- U.S. theatrical release poster
- Directed by: Ilppo Pohjola
- Written by: Ilppo Pohjola
- Produced by: Kari Paljakka [fi] Alvaro Pardo [fi]
- Cinematography: Kjell Lagerroos [fi]
- Edited by: Jorma Höri
- Music by: Elliott Sharp
- Production companies: Filmitakomo Yleisradio
- Distributed by: Kristallisilmä
- Release date: 18 October 1991;
- Running time: 58 minutes
- Country: Finland
- Languages: Finnish, English

= Daddy and the Muscle Academy =

1991 film directed by Ilppo Pohjola

Daddy and the Muscle Academy is a 1991 Finnish documentary film directed and written by Ilppo Pohjola. The documentary is focused on the life and works of Tom of Finland, the pseudonym of Finnish gay erotic artist Touko Laaksonen.

==Synopsis==
Daddy and the Muscle Academy focuses on the life and artwork of Tom of Finland, the pseudonym of artist Touko Laaksonen, whose homoerotic illustrations of masculine men produced in the mid 20th century significantly influenced gay culture. The documentary was produced in the years immediately preceding Laaksonen's death in 1991, and features interviews with the artist as well as a retrospective of his illustrations. Individuals who have been influenced by Laaksonen's artwork, notably Etienne, Nayland Blake, Durk Dehner, and Bob Mizer, also appear as interview subjects.

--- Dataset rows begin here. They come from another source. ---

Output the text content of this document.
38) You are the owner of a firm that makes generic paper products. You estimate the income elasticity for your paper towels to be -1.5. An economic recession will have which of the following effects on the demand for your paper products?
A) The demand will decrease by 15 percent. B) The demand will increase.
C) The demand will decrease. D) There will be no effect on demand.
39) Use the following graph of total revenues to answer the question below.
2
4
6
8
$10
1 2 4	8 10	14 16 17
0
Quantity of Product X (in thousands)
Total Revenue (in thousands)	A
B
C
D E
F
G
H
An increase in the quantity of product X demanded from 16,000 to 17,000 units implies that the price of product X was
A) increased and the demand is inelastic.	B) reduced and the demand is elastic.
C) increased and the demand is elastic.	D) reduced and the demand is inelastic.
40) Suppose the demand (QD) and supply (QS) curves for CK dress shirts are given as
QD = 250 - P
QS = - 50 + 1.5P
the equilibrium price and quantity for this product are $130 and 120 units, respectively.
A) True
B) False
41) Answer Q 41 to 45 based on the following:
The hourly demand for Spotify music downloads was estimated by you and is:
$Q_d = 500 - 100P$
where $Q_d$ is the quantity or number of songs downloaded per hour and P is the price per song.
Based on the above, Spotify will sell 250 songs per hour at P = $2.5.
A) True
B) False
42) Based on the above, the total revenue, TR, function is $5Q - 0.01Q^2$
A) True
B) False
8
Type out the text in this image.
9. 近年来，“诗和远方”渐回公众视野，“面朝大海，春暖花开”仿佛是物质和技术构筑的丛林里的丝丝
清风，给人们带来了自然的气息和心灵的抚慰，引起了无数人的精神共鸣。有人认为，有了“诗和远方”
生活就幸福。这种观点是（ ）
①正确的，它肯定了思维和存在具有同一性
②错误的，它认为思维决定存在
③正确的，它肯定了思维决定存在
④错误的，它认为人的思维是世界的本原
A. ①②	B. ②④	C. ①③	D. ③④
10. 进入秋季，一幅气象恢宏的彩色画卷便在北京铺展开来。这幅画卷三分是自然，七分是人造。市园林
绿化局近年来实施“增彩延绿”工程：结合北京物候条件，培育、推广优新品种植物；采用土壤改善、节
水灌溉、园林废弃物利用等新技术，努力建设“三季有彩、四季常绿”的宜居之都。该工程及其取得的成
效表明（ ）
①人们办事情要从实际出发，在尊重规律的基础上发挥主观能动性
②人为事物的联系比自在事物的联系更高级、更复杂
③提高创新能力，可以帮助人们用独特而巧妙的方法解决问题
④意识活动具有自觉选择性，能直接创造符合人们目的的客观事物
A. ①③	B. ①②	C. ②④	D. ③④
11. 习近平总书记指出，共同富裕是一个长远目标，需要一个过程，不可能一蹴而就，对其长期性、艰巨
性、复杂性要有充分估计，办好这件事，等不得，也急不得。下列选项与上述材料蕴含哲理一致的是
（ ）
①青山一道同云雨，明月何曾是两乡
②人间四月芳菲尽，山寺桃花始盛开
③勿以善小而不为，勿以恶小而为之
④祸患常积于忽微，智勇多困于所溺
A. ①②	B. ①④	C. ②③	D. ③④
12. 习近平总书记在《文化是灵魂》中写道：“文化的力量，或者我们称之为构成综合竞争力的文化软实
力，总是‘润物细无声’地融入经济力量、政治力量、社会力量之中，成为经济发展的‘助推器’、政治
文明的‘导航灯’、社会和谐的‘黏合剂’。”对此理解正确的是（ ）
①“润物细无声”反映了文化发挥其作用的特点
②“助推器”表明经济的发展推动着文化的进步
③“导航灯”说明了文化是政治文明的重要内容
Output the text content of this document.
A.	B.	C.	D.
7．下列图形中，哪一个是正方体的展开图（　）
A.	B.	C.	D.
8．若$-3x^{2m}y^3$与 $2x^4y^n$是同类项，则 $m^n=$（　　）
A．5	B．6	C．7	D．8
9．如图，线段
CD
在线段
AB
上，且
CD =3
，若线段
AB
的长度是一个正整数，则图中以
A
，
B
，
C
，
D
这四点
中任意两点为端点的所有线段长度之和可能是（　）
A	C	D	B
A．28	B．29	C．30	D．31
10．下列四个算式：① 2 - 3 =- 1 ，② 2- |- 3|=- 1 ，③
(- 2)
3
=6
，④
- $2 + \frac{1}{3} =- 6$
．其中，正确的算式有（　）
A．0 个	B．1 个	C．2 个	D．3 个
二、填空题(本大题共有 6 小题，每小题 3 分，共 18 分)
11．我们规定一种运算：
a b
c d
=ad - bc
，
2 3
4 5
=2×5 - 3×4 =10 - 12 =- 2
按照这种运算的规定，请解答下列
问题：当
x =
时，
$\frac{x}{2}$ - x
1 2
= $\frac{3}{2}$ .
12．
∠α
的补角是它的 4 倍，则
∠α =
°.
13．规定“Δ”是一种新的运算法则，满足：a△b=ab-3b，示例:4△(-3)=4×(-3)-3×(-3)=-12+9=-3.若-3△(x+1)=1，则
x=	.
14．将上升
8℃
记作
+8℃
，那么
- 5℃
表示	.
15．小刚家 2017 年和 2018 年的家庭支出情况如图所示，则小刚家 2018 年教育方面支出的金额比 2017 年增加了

==Production and release==
Daddy and the Muscle Academy was written and directed by Ilppo Pohjola, produced by Kari Paljakka and Alvaro Pardo, shot by Kjell Lagerroos, and edited by Jorma Höri. The film was produced by Filmitakomo and Yleisradio, and distributed by Kristallisilmä. The film's soundtrack was produced by composer Elliott Sharp; Sharp remarked that Pohjola gave him "a few vague guidelines and suggestions" but left him "great latitude" to compose the soundtrack, which consisted primarily of electronically processed guitar.

The film premiered in 1991 at the Helsinki International Film Festival. It has been broadcast multiple times on Finnish television, most recently in 2019 on Yle Teema & Fem, with censorship cuts of circa three minutes. The film was restored in 2017 and released, with unedited interview segments, by Kino Lorber on Blu-ray.

==Reception==
Writing for The Spool, critic B. L. Panther cites Daddy and the Muscle Academy as an example of New Queer Cinema through its "provocative secular-sexual imagery", non-linear narrative, and celebration of "a queer culture with a history", writing that the film gives a "clear sense of how gay men would use, send, lend, and share these magazines to see gay male erotica, which, in a profound way, made them feel seen themselves".

At the Jussi Awards in 1992, the crew of Daddy and the Muscle Academy was awarded a Special Award.